Washington. Aus Angst vor Bioterrorismus hat die US-Regierung Forschungsergebnisse zu Vogelgrippeviren zensiert. Forscher wurden aufgefordert, ihre Studien nicht vollständig zu veröffentlichen. Nach Angaben der Regierung könnten die Ergebnisse zur Entwicklung einer gefährlichen Biowaffe genutzt werden.
Zensur aus Angst vor Bioterrorismus: In einem bisher beispiellosen Schritt hat die US-Regierung Wissenschaftler aufgefordert, ihre Forschung zum Vogelgrippevirus H5N1 nicht vollständig zu veröffentlichen. Sie befürchtet, Terroristen könnten die Informationen für die Entwicklung einer gefährlichen Biowaffe benutzen. Bei der Arbeit von Virologen aus den Niederlanden und den USA geht es um die Züchtung einer H5N1-Variante, die leicht von Säugetier zu Säugetier - also möglicherweise auch von Mensch zu Mensch - übertragen werden kann.
Die Forschung war sogar von offizieller amerikanischer Seite unterstützt worden. Die Aufforderung an die Wissenschaftler und die Magazine "Science" und "Nature", Teile der Arbeit nicht zu veröffentlichen, sei keine einfache Entscheidung gewesen, erklärte Anthony Fauci, beim Nationalen Institut für Gesundheit zuständig für Infektionskrankheiten.
Erasmus Medical Centre will der Bitte der US-Regierung entsprechen
Die Forscher, Ron Fouchier vom Erasmus Medical Center in Rotterdam und Yoshihiro Kawaoka von der University von Wisconsin in Madison, äußerten sich zurückhaltend.

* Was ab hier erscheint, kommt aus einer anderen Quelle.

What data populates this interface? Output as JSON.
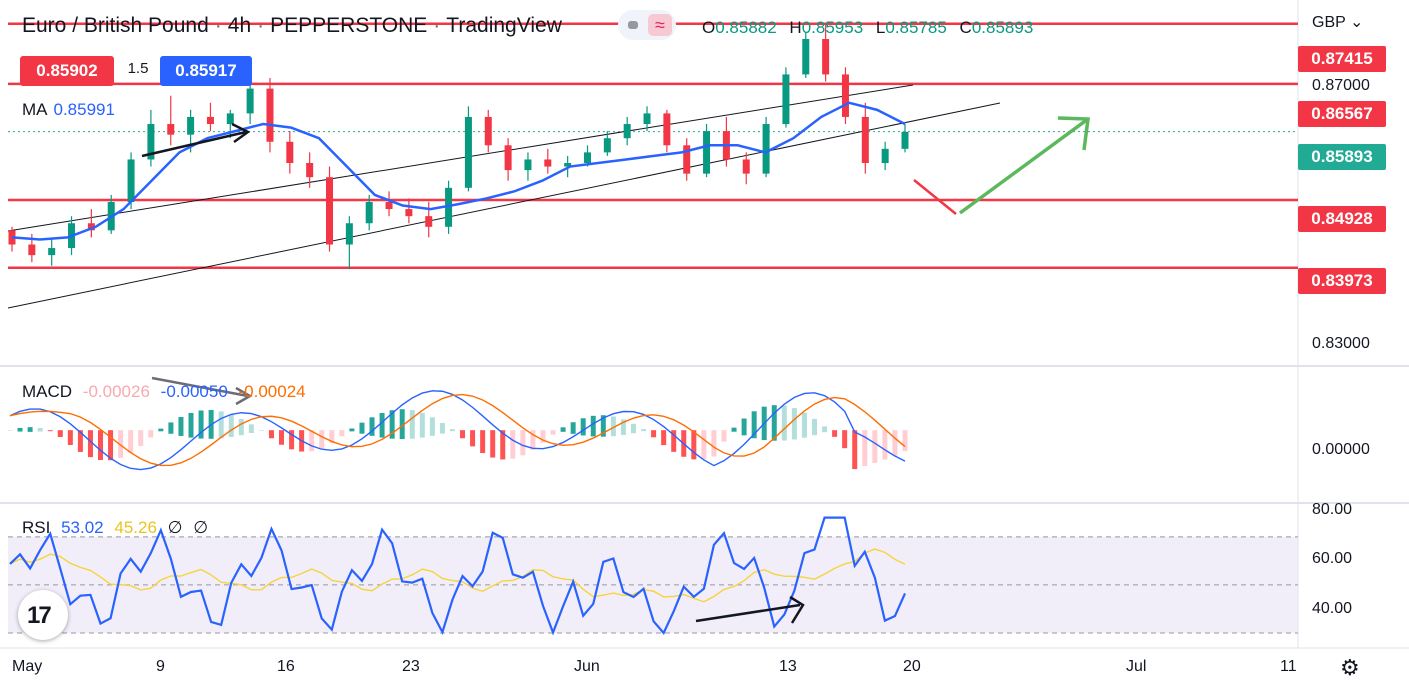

Das Erasmus Medical Center erklärte, das Team sei bereit, der Bitte der US-Regierung zu entsprechen. Zugleich wies die Einrichtung auf die Freiheit der Wissenschaft hin. "So etwas ist noch nie vorgekommen", kommentierte sie die Anfrage. Die University von Wisconsin äußerte sich ähnlich, verwies auf die Bedeutung, die die Forschungsergebnisse für die öffentliche Gesundheit, für den Kampf gegen die Ausbreitung der Vogelgrippe hätten.
"Science"-Chefredakteur Bruce Alberts bestätigte am Dienstag offiziell, dass das Magazin gebeten worden sei, nur einen Teil der Forschungsarbeit zu veröffentlichen. Man habe große Bedenken, die Informationen der Öffentlichkeit vorzuenthalten, erklärte er. Zugleich betonte er, man nehme die Befürchtungen sehr ernst, dass die Daten in die falschen Hände geraten könnten.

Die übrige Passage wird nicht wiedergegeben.